My two greatest reasons for writing, whether fiction or these interminable op-eds, are to promote Christian moral-ethical norms and to illustrate the importance of human freedom. Those are the fuels that power every last syllable I’ve written. Innocents and the “Athene Academy” stories are not exceptions.
On the one hand, I continue to believe that the “transgender” phenomenon is a fad that will soon burn itself out. There are very few persons whose emotional health genuinely requires a sex change. Moreover, it seems that quite a lot of transgender individuals regret having transitioned and are coming forward to say so. On the other hand, I’ve made the acquaintance of two transwomen who appear to have needed their transitions for their emotional well-being. It’s on that basis that I find myself unable to condemn the thing entirely.
Freedom must, by necessity, include the right to “make your own mistakes.” There is no alternative; else we would have no fundamental argument with the bien-pensants who’d very much like to rule us all, down to the smallest detail. Moreover, anyone can be wrong about anything, so posturing as an authority is a dangerous perch to mount. Falling from that sort of perch is rather humiliating.
Now add this:
Judge not, that ye be not judged. For with what judgment ye judge, ye shall be judged: and with what measure ye mete, it shall be measured to you again. And why seest thou the mote that is in thy brother's eye; and seest not the beam that is in thine own eye? Or how sayest thou to thy brother, Let me cast the mote out of thine eye; and behold, a beam is in thine own eye? [Matthew 7:1-4]

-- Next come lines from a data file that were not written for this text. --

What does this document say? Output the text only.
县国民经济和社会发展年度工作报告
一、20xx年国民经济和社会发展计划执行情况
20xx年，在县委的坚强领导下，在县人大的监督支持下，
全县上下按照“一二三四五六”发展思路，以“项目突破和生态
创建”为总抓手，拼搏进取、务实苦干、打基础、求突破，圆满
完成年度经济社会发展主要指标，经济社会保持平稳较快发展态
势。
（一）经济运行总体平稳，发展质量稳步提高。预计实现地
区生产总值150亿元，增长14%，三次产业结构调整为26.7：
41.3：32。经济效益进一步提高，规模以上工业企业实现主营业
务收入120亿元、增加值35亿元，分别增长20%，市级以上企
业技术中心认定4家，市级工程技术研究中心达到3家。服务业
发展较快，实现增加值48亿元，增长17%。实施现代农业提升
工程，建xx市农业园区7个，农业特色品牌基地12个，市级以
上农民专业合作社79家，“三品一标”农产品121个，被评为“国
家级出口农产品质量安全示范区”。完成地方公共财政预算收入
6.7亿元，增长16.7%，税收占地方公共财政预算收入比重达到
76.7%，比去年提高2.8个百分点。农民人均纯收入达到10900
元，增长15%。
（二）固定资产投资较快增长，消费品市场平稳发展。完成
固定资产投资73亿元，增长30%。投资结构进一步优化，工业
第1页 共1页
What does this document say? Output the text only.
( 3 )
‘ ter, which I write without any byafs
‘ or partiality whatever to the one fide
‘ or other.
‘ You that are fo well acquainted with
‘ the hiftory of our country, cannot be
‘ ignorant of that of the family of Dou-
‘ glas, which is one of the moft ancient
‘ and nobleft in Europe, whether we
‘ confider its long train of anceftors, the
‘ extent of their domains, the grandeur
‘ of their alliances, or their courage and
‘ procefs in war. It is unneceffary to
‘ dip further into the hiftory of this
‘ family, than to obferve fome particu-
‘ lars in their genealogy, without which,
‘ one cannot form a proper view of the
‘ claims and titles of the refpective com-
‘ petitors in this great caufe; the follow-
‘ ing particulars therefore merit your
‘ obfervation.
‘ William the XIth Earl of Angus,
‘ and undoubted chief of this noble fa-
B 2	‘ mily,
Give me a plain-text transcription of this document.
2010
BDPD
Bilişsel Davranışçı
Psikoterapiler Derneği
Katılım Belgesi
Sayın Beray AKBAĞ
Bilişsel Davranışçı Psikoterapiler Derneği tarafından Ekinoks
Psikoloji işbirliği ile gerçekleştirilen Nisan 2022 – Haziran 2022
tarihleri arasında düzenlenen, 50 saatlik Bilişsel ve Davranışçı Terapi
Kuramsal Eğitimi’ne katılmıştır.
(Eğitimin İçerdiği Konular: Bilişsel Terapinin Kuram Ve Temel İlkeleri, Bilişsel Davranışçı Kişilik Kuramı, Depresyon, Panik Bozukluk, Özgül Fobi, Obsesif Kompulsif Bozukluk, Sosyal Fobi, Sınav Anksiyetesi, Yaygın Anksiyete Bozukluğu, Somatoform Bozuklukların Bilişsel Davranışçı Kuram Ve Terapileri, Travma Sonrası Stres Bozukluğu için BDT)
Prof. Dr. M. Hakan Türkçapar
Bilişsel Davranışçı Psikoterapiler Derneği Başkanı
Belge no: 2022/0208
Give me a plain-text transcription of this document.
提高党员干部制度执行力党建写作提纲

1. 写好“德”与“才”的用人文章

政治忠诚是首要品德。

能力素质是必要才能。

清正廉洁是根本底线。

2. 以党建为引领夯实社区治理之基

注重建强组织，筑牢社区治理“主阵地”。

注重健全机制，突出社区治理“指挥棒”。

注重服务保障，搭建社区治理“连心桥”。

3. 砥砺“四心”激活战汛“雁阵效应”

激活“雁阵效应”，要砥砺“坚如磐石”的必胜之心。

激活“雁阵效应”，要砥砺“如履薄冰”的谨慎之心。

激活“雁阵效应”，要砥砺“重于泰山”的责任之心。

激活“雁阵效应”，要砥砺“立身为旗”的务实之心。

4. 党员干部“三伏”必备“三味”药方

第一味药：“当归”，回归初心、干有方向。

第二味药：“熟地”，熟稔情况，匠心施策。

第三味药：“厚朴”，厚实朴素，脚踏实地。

The Redeemer was pretty definite about it.
They whose choices we deplore are individuals with free will and souls of their own. We are not responsible for their choices; we are responsible for our behavior toward them. How much more, then, would we be required to respect, to love, and to protect those whose circumstances have been forced upon them? Futanari such as the students and staff of Athene Academy? Genetically engineered individuals such as Fountain?
I would agree that were we to discover an enterprise that deliberately turns out genetically engineered futanari, conditioned sex slaves, or a combination of the two, it would be morally imperative to stamp it out and salt the ground from which it sprang. But our proper attitude toward the products of such an enterprise, being humans with souls as valuable as yours or mine, would be quite another matter. Father Ray’s closing statements to Larry Sokoloff proceed from that conviction.
I see that once again I’ve gone on at greater length than I originally intended. It’s like the problem of the “lazy preacher” who writes long sermons: once he gets to writing, he’s too lazy to stop. But that’s what writers are like, and I’m a writer, so have a little pity.
A final thought: Time was, all fiction took the form of the play, and plays were categorized as follows:
- Miracle: The central element was some event that seems to contradict the laws of Nature.
- Mystery: The story turns on some inscrutable element of the Divine.
- Morality: The story concerns an aspect of morality and what happens when it’s disregarded.
I’m comfortable with giving Innocents any of those labels. One way or another, I hope it’s provided you with some food for thought.